As Philippe Starck puts it at the beginning of Saléha Gherdane’s documentary, she was “an eccentric”, a “high priestess” whom no one could hold a candle to. Andrée Putman (1925 to 2013), born Aynard, came from the upper middle class. As a child, she spent summers at the family-owned Fontenay Abbey in Burgundy. In 1958, she married Jacques Putman, a successful gallery owner and collector of modern art. She was friends with Samuel Beckett, the painter Bram van Velde and the artist Niki de Saint Phalle, among others. Putman first worked as a journalist, then for the department stores’ chain “prisunic” (“beautiful at the price of ugly”). Her own loft in Saint-Germain-des-Prés, which she moved into in 1978 after her husband separated from her, set standards with its unusual stylistic eclecticism and made her famous. She appreciated the style of the 1920s, reissued forgotten designs by Eileen Gray and Robert Mallet-Stevens. In the 1980s, she was part of the happening culture in New York, friends with Basquiat, Warhol, Mappelthorpe and Harring. Bathrooms in a chequered pattern became her trademark. Not to be forgotten: Andrée Putman is the inventor of the design hotel. Following the motto “simplicity as the new luxury”, she also transformed the Water Tower in Cologne into a boutique hotel. She designed a crescent-shaped desk for the French Minister of Culture Jacques Lang, an extravagant escalator for the Bon Marché department stores’ in Paris – and last but not least, the elegant interior of the legendary supersonic passenger plane Concorde in 1993.

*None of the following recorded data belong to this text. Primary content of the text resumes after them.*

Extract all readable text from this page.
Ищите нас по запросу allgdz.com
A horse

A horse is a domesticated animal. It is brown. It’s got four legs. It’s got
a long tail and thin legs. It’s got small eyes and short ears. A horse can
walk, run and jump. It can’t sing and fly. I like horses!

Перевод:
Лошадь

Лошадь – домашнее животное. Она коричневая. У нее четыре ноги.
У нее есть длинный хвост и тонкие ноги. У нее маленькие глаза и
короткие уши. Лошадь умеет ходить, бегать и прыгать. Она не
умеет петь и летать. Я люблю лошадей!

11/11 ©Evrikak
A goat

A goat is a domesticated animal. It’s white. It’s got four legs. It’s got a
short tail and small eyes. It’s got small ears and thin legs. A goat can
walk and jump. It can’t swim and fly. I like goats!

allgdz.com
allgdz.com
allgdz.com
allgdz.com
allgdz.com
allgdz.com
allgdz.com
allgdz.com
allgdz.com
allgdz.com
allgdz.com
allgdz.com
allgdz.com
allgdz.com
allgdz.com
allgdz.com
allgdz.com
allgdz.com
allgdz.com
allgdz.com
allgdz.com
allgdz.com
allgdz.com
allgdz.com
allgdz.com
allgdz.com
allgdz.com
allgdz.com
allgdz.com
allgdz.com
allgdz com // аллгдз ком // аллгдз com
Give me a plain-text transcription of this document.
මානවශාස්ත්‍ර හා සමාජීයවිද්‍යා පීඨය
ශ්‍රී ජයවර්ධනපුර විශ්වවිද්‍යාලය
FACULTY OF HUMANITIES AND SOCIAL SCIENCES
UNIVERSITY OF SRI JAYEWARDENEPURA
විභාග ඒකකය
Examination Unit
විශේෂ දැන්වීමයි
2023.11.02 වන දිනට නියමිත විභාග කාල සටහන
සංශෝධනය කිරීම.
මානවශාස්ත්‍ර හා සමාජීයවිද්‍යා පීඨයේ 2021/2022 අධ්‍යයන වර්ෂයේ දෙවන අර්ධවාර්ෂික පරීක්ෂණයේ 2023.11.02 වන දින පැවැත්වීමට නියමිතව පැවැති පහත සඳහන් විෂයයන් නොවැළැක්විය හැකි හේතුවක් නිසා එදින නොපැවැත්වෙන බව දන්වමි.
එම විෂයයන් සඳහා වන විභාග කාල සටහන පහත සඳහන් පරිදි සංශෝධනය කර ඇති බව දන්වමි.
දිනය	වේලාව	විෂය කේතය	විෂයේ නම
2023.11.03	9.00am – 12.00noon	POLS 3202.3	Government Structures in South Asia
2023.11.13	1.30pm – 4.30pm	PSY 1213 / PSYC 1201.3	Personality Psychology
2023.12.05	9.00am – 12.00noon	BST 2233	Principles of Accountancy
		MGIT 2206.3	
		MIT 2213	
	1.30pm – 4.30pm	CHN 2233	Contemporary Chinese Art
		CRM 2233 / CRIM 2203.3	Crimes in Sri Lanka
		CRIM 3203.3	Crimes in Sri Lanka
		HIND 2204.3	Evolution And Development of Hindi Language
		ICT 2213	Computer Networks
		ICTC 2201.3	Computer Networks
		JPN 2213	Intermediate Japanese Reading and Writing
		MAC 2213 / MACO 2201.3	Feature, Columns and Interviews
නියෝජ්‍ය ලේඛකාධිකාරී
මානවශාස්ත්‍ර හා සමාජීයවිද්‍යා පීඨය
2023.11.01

Andrée Putman, the “black and white checked woman”, was one of the first French designers and interior designers to achieve worldwide success. With her eccentric style and bold chic, focused on simplicity and clarity, she broke the conventions of her time and her industry and revolutionised the codes of interior design. The documentary Andrée Putman – A Juggernaut of Design portrays the “ambassador of French taste” through her most famous works, archive footage and interviews with friends and family members. The 52-minute film is well worth seeing and will be broadcast on Arte on 15 January 2023 at 16:40. It will be available online in the media library until 13 February.